# PMs



## raindog (30 Apr 2012)

I've not sent a PM since the new software's been installed and I can't figure how to do it. Clicked on someone's name just now and there was a panel saying "write something" so I did and sent it, but that's not a PM is it? Can't we just have a small "PM" button somewhere like on every other forum I post on? 
help!


----------



## TheDoctor (30 Apr 2012)

Click on someone's avatar, and a panel pops up.
Click on 'Start a conversation' to send a PM.


----------



## raindog (30 Apr 2012)

Thanks Doctor - have it sussed now, but why 'start a conversation' and not 'send pm' ? 
Oh well.

While I'm here, what the hell is the "Recent Status Updates" panel all about? Not that it matters really.


----------



## Shaun (30 Apr 2012)

raindog said:


> Thanks Doctor - have it sussed now, but why 'start a conversation' and not 'send pm' ?
> Oh well.
> 
> While I'm here, what the hell is the "Recent Status Updates" panel all about? Not that it matters really.


 
Because other people can be invited into the conversation they're no longer strictly private, so the new phrasing is *Personal conversation* (but don't worry, everyone still calls them PM's  ).

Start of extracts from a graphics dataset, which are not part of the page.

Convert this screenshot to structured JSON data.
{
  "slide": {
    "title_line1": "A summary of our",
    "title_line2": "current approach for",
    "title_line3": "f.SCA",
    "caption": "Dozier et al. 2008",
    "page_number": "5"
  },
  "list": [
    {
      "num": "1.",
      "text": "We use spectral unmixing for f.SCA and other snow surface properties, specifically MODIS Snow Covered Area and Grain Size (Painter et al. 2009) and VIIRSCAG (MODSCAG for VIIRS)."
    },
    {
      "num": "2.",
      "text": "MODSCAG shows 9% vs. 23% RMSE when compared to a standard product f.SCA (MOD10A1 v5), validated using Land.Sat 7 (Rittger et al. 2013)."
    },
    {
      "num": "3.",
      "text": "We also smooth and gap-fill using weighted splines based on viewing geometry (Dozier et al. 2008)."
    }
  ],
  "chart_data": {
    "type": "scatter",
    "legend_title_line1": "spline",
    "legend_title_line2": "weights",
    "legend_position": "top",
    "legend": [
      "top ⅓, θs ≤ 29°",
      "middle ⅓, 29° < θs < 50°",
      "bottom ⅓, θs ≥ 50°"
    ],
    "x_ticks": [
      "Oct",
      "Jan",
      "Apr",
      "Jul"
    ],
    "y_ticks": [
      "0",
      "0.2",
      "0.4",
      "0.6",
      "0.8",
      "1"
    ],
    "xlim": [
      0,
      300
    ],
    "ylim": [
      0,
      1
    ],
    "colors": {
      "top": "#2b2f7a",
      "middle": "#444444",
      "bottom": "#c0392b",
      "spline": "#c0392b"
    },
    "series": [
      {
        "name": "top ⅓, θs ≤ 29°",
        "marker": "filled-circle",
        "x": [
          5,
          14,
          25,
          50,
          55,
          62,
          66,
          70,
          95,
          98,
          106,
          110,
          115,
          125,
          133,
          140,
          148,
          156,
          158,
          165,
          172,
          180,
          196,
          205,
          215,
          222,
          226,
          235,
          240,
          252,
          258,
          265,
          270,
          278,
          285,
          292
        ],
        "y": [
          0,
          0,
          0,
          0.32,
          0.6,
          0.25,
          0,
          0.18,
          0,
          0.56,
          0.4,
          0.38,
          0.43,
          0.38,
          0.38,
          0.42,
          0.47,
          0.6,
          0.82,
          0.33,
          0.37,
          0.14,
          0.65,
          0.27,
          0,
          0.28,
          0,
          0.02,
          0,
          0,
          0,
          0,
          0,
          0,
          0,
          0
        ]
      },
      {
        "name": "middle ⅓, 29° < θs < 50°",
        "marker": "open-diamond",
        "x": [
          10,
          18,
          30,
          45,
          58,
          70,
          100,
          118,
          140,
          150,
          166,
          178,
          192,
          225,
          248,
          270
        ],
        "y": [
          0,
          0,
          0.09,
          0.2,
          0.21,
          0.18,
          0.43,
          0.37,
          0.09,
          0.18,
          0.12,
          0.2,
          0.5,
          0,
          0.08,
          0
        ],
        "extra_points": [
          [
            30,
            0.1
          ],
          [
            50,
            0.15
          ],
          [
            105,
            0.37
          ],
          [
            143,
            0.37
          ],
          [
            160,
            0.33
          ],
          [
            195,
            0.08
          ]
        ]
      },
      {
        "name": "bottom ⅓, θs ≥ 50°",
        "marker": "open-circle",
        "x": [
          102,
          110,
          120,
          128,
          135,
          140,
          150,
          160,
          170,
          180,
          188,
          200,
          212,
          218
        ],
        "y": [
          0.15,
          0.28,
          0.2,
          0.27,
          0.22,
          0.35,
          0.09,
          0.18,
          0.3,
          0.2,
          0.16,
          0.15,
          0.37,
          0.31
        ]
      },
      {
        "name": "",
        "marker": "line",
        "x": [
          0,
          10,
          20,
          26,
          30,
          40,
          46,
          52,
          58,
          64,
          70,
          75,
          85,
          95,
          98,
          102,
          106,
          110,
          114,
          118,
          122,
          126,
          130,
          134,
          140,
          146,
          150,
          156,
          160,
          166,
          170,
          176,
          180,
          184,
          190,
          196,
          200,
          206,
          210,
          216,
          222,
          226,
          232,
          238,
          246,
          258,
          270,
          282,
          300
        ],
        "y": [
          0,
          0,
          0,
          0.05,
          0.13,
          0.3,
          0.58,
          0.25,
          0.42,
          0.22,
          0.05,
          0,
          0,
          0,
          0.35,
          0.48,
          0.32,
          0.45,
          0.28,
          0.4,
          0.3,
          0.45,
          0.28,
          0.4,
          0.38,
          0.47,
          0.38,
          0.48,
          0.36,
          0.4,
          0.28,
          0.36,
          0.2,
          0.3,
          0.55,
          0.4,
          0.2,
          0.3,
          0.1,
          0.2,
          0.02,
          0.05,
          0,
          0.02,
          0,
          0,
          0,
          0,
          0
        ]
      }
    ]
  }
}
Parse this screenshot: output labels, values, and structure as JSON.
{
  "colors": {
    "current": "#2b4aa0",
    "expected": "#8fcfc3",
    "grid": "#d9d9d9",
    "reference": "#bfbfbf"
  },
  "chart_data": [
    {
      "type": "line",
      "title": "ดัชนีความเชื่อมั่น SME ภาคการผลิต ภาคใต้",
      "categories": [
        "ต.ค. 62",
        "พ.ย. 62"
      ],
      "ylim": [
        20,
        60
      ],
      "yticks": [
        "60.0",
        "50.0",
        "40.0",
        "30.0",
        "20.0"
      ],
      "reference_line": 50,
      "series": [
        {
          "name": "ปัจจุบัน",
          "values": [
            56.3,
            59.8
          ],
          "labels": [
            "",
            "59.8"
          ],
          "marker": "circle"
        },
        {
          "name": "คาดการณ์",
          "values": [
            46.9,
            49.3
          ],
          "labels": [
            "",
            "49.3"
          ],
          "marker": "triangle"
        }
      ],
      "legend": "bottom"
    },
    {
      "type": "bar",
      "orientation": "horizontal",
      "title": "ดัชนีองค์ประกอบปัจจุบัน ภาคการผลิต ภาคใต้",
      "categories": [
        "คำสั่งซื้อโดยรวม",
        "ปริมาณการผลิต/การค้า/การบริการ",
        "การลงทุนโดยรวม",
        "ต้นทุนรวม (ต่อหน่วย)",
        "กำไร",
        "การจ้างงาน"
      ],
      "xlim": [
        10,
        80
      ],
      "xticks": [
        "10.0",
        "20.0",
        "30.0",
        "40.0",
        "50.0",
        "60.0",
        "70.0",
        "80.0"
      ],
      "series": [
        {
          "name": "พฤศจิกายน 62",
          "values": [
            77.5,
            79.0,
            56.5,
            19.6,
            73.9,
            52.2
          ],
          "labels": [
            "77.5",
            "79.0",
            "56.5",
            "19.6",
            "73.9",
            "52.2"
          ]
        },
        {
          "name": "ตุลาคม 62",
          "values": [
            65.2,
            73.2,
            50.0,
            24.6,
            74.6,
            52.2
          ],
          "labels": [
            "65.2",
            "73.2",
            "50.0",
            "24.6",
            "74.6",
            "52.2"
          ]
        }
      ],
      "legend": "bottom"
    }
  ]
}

Status updates are short snippets people can post on their profile page, similar to Facebook and Twitter. You can see the latest ones on the homepage (right sidebar) and they are shown when you visit someone's profile page. They're quite handy when you want to make a quick comment that you don't feel warrants a thread of its own.

Cheers,
Shaun


----------



## raindog (30 Apr 2012)

OK, thanks Shaun


----------



## TheDoctor (30 Apr 2012)

Admin said:


> Status updates are short snippets people can post on their profile page, similar to Facebook and Twitter. You can see the latest ones on the homepage (right sidebar) and they are shown when you visit someone's profile page. They're quite handy when you want to make a quick comment that *you don't feel warrants a thread of its ow*n.
> 
> Cheers,
> Shaun


 
Nothing I've ever posted warrants a thread of its own!!!!!!! !! !!!!!!!!!


----------



## raindog (1 May 2012)




----------